ブシロード、CGアニメのサンジゲンの株式8.2%取得 オリジナル作品拡充目指す

提携

 エンタテイメント企業のブシロードが、アニメーション制作会社との連携強化に動いている。2019年12月11日にキネマシトラスへの出資・株式取得を発表したが、その2日後となる13日に今度はCGアニメ制作の有力会社サンジゲンへの出資を明らかにした。
 ブシロードは13日開催された取締役会において、サンジゲンとの資本業務提携を決定した。12月20日付で同社の発行済株式の8.2%にあたる250株を取得する。取得価額は、非公表。
 持株会社のウルトラスーパーピクチャーズが75.4%を所有して、引き続き筆頭株主に留まる。また代表取締役社長の松浦裕暁氏が第2位株主で16.4%を保有する。
ブシロードはサンジゲンの親会社となるウルトラスーパーピクチャーズにも、2011年の設立時に出資をしている。従来から関係は密であったが、サンジゲンへの直接出資でアニメーション制作にダイレクトにつながる。
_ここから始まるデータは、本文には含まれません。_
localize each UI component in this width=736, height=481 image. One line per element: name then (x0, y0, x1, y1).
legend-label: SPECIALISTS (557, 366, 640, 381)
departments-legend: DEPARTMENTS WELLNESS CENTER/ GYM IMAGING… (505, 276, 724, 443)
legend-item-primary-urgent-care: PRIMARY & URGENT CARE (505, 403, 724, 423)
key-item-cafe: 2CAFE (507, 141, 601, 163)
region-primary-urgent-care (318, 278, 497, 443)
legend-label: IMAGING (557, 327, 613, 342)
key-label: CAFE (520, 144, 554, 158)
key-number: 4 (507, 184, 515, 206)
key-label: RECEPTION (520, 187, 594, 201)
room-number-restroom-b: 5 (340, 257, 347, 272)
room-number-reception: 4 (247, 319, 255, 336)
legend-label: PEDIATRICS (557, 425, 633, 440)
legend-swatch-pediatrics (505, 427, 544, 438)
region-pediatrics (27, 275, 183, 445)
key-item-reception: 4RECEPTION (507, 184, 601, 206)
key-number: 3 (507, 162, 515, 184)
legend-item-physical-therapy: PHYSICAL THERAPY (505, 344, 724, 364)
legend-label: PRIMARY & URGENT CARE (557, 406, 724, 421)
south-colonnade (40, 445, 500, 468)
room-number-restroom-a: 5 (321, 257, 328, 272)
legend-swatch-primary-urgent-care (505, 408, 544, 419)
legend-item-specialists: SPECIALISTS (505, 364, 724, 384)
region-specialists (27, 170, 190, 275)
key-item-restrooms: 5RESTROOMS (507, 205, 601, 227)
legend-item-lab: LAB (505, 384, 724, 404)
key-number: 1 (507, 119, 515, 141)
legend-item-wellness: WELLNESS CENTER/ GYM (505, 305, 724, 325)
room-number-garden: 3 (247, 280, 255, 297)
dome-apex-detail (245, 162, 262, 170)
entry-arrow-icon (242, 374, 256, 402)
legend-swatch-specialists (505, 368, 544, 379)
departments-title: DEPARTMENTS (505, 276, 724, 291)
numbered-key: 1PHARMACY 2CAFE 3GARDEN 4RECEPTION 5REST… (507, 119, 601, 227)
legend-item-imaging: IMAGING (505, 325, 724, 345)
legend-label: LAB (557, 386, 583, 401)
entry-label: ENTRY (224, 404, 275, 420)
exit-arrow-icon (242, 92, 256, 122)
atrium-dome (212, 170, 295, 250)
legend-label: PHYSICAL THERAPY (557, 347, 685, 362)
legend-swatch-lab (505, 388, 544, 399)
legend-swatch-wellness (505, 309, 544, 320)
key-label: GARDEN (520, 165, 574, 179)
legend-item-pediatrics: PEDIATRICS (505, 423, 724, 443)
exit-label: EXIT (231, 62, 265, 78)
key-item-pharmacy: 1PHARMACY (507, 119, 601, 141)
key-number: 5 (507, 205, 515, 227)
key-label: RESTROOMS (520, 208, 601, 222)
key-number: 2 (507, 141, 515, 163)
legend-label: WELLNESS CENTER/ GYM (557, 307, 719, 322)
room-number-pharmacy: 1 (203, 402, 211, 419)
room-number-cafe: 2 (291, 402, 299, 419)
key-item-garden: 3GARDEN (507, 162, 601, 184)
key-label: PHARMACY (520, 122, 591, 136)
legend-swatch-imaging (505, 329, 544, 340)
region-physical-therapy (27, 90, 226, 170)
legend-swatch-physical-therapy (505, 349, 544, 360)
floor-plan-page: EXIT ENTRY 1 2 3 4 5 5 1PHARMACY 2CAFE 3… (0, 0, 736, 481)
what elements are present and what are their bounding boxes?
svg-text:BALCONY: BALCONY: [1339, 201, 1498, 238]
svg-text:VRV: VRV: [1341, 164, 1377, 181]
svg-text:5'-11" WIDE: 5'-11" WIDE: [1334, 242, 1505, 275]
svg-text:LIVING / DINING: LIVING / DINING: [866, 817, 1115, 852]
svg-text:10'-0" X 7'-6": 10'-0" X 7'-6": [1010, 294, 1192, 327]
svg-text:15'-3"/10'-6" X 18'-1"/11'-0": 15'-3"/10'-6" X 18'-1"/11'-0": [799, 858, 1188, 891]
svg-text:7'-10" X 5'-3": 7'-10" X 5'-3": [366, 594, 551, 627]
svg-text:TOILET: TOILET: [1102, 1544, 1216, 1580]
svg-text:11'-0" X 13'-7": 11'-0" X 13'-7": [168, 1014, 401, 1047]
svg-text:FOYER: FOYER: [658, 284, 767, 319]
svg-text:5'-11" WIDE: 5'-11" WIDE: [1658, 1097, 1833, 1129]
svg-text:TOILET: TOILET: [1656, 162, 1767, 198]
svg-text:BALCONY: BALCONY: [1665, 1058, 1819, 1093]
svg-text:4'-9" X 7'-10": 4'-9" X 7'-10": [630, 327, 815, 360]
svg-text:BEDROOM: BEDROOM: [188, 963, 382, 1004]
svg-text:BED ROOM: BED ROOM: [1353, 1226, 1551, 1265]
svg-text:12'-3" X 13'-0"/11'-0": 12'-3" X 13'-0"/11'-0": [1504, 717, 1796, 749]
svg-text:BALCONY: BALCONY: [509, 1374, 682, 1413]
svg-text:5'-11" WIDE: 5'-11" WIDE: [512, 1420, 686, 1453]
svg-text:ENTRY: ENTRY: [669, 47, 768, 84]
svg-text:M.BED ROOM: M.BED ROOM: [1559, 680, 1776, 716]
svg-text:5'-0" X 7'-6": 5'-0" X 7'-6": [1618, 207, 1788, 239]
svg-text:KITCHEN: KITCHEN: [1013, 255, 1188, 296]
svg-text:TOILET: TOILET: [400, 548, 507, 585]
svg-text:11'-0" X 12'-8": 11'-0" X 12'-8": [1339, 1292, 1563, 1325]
 ブシロードは株式取得の目的について、業界内の優れたクリエーターと協働のためのパートナーシップと位置づける。制作現場の優れた人材を確保することで、ハイクオリティなアニメーション制作を目指す。特に自社オリジナルのアニメコンテンツの拡充に注力するとしている。

 サンジゲンは2006年に松浦裕暁氏らがCGアニメのスタジオとして立ち上げた。CGスタジオがゲームやCM、遊技機などの仕事が中心にする時代にテレビや映画のアニメに注力し、成長を続けてきた。特にセルルックと呼ばれる手描きアニメのスタイルをCGで表現することを得意としている。2012年の『009 RE:CYBORG』、2013年の『蒼き鋼のアルペジオ-アルス・ノヴァ-』など、この分野先駆的な作品で広く知られている。
 現在はアニメーション制作の企画から制作までの全工程を担当する元請制作を多く手がける。CGアニメスタジオの大手の一角である。ブシロードとは、同社の代表作『BanG Dream!』の制作でつながりが深い。

 現在国内ではアニメ制作の急拡大により、現場スタッフやアニメスタジオの不足が指摘されている。特に安定してクオリティを維持できるスタジオは取り合い状態になっている。ブシロードは強力な資本関係を結ぶことで、優秀なスタジオとの協力で優位に立つことが可能になる。
 ブシロードが先日出資したキネマシトラスは、手描きアニメを中心に制作している。逆にサンジゲンの得意分野はCGである。ブシロードは手描きとCGの双方で、有力スタジオとのつながりを深める。